About a year ago, I was walking down the street toward my car, which was in a parking garage. A man I had noticed on the corner heading the other direction, suddenly appeared next to me. He kept trying to talk to me, ask me personal questions like where I live. When I didn’t respond how he wanted he flipped out. Literally. He had some kind of angry episode. He wanted to follow me to my house, to my car. He wouldn’t leave me alone until I said I was meeting my mom and that I had a boyfriend–both of which were untrue.


Here’s the thing about being a woman: We basically know we have our own autonomy but we also know not everyone sees it that way.

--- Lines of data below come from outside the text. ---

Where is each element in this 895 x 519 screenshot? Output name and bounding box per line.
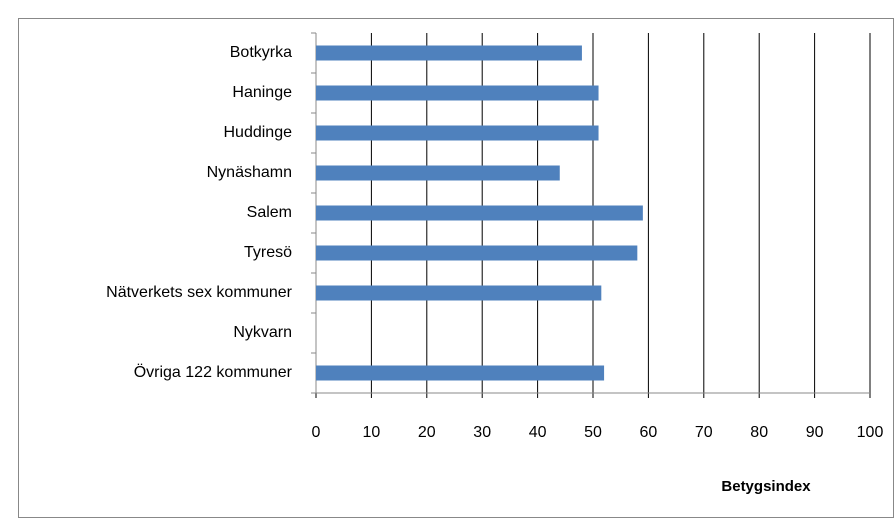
y-tick-label: Huddinge [224, 124, 293, 141]
x-axis-label: Betygsindex [721, 478, 811, 495]
y-tick-label: Haninge [232, 84, 292, 101]
x-tick-label: 0 [312, 424, 321, 441]
y-tick-label: Nätverkets sex kommuner [106, 284, 293, 301]
bar [316, 205, 643, 221]
y-tick-label: Botkyrka [230, 44, 292, 61]
chart-frame [18, 18, 894, 518]
x-tick-label: 40 [529, 424, 547, 441]
bar [316, 365, 605, 381]
x-tick-label: 100 [857, 424, 884, 441]
x-tick-label: 60 [640, 424, 658, 441]
bar [316, 85, 599, 101]
x-tick-label: 50 [584, 424, 602, 441]
y-tick-label: Salem [247, 204, 292, 221]
y-tick-label: Nykvarn [233, 324, 292, 341]
x-tick-label: 10 [363, 424, 381, 441]
bar [316, 285, 602, 301]
y-tick-label: Nynäshamn [207, 164, 292, 181]
x-tick-label: 80 [750, 424, 768, 441]
y-tick-label: Tyresö [244, 244, 292, 261]
bar [316, 125, 599, 141]
bar [316, 165, 560, 181]
x-tick-label: 30 [473, 424, 491, 441]
x-tick-label: 70 [695, 424, 713, 441]
y-tick-label: Övriga 122 kommuner [134, 363, 293, 381]
x-tick-label: 90 [806, 424, 824, 441]
bar [316, 45, 582, 61]
bar [316, 245, 638, 261]
x-tick-label: 20 [418, 424, 436, 441]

The Isla Vista shootings, and countless experiences women have had, prove that.

This tragedy highlights in terror how women are so frequently viewed as objects for male attainment. We are viewed as objects of pleasure, vessels for sex. We all know this. In dating–those of us who date men–we search for men who transcend the habit of seeing us as objects, as prizes, as beings meant to be quiet and do what the men say. We search, but are not always successful.

I for one am tired of it. I have been for… oh, always.

I’m lucky in that I have associated with and dated some great men who don’t feel this way. However, I am also unlucky in that I have associated with and dated men who do feel entitled to me, my company, my body, my future, etc. I think you would be hard pressed to find a woman who has never encountered a man who feels entitled to her. If such a woman exists, she is probably the luckiest women in the world.

To put it starkly, this event highlights a common occurrence. Now, I don’t expect every entitled or jilted man to go on a shooting rampage. That would be a horrifying and inaccurate  and unfair outlook. That doesn’t mean there aren’t men who feel entitled to women everywhere. This feeling of entitlement can manifest in seemingly innocuous ways, in addition to the more threatening, and all the way to the tragic as we’ve seen in Isla Vista.

In short…

Yes, all women have a right to say no–whether it be to a request for a date, to sex,  to a kiss, to even a simple conversation–without fear of retribution. Retribution is anything done in consequence to a rejection that negatively impacts the woman who said no. This can be as tragic as a killing or rape, all the way down to telling other men to avoid her because, “she says no.”

Yes, all women have a right to turn a man down without explanation or justification. “I’m just not interested,” is an adequate reason to say no.

Yes, all women have a right to walk down the street without being harassed.

Yes, all women have a right to go to graduate school without being deemed “undateable” or “not marriage material.”

Yes, all women have a right to wear whatever they deem comfortable or appropriate to their standards without “asking for it” or being told their attire is “causing men harm.”

Yes, all women can be interested in only friendship–and that is okay, not an invitation for rumors or violence.

Yes, all women have a right to stand up for themselves and express their opinion without being abandoned or beaten or called names.

Yes, all women deserve to be in a mutually respectful relationship.

Yes, all women are autonomous beings with dreams, goals, desires, thoughts. No, they are not a prize for righteous living.

Yes, all women have a right to go to the gym, the beach, anywhere and everywhere without being ogled.

The feeling of entitlement to women is a blight on our society. It is something that in this horrible incident has resulted in numerous deaths. Death should never be a consequence for saying no.

“No” is a word of empowerment and as such deserves respect.

And bear in mind this Margaret Atwood quote that has gone viral, “Men are afraid that women will laugh at them. Women are afraid that men will kill them.” In a culture where this sentiment rings true for so many, we need a drastic cultural shift.